Capper died in Fulham, Middlesex, England, aged 83 years.

==Selected publications==
- The Emigrant's Guide to Australia, mostly concerned the goldfields of New South Wales and Victoria. A copy of the second edition may be viewed here, A later edition (1855), also published in Liverpool, was advertised as "J. Capper's 'Philips' Emigrants' Guide to Australia, Containing the fullest Particulars relating to Gold Digging, Cattle-Rearing, Sheep-Breeding, Mining, etc." At least three editions of the Guide had issued by 1856, and a facsimile edition was published by Hawthorn Press of Melbourne, Victoria in 1973. It should not be confused with earlier, similarly titled publications by Henry Capper, who may be unrelated.

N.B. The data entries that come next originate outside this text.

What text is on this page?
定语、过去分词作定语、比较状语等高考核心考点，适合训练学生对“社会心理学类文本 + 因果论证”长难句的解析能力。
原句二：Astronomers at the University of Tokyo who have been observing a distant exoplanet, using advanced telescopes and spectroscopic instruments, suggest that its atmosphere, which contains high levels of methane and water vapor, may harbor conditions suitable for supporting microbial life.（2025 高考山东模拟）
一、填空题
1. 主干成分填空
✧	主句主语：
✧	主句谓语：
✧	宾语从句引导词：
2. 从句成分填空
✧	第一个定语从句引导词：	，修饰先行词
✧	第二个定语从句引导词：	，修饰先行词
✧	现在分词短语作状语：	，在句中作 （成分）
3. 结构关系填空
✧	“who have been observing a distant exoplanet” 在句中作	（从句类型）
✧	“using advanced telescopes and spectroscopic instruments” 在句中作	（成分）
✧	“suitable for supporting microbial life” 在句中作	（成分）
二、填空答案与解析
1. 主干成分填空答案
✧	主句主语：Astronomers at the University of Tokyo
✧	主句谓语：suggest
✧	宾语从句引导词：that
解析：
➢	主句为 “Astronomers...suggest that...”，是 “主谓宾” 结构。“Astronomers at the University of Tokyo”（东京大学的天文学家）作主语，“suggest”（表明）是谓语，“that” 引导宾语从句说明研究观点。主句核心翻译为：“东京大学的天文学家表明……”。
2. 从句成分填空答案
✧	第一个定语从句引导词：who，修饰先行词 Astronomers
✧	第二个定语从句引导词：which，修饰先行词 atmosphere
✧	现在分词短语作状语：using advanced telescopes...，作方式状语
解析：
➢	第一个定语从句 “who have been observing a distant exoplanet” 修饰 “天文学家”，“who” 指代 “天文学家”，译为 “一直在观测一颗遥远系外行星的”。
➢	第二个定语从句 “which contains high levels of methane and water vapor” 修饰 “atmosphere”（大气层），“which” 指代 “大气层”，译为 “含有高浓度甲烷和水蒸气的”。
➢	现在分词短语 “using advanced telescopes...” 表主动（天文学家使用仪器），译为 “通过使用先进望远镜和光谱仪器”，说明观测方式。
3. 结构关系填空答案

- The Three Presidencies of India: A History of the Rise and Progress of the British Indian Possessions (London, 1853), which may be freely viewed here.
- Pictures from the East, illustrated by J. L. K. van Dort, (London, 1854)
- The Duke of Edinburgh in Ceylon: A book of elephant and elk sport, illustrated by J. L. K. van Dort, (London, 1871)

==Family==
On 5 November 1839 in St Paul's Church, Kandy, Sri Lanka Capper married Anna Amelia Ackland (1823– ), daughter of the founder of Ackland & Boyd. On 13 June 1859 in St Leonards Church, Shoreditch, Middlesex, England, he married Sarah Ann Richards (1831-1911). Two of his sons Frank (1859-1937) and Herbert (1856-1905) profitably managed The Times of Ceylon after Capper retired to England.